Pese a las reiteradas quejas de miles de usuarios, se le concedió a la compañía aérea Air Madrid la renovación de su licencia. De todos es sabido el nivel de riesgo que uno de estos vuelos baratos tiene: pagas menos a cambio de soportar varias horas de retraso, pero Air Madrid superó lo permisible cuando esas horas se transformaban en hasta 120 horas de retraso. Evidentemente es algo inadmisible. Hasta ahí todo bien. La irregularidad aparece cuando, sabiendo este historial, se le renueva la licencia. Cuando esperan hasta las fechas navideñas para hacer pública la amenaza de pérdida de la licencia, con lo que los proveedores de la compañía dejan de suministrar sus servicios y se anulan las líneas de crédito.
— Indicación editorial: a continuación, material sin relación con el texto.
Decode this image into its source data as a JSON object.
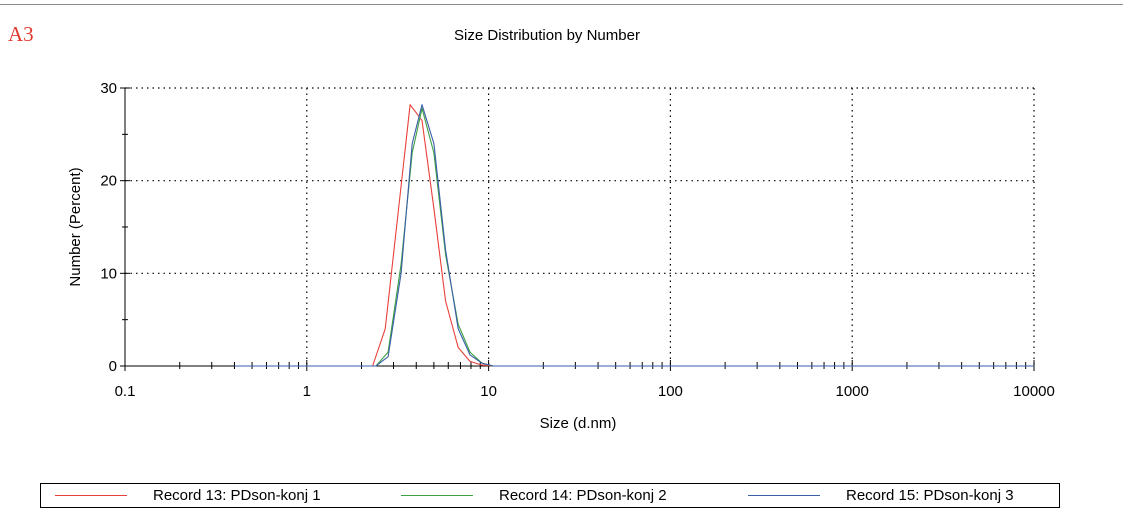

Entonces, vista la situación, la compañía echa el cerrojo.

 

Todo esto, así contado, parece una de las tantas intervenciones del gobierno, pero el problema es que todo esto tiene un rostro: el de las personas afectadas. Muchos de ellos, inmigrantes que querían pasar las vacaciones navideñas con su familia. Algunas de ellas habían ahorrado durante varios años para poder tener este ansiado encuentro. Es por ello que nos preguntamos: ¿importamos los ciudadanos para algo en las decisiones que se toman?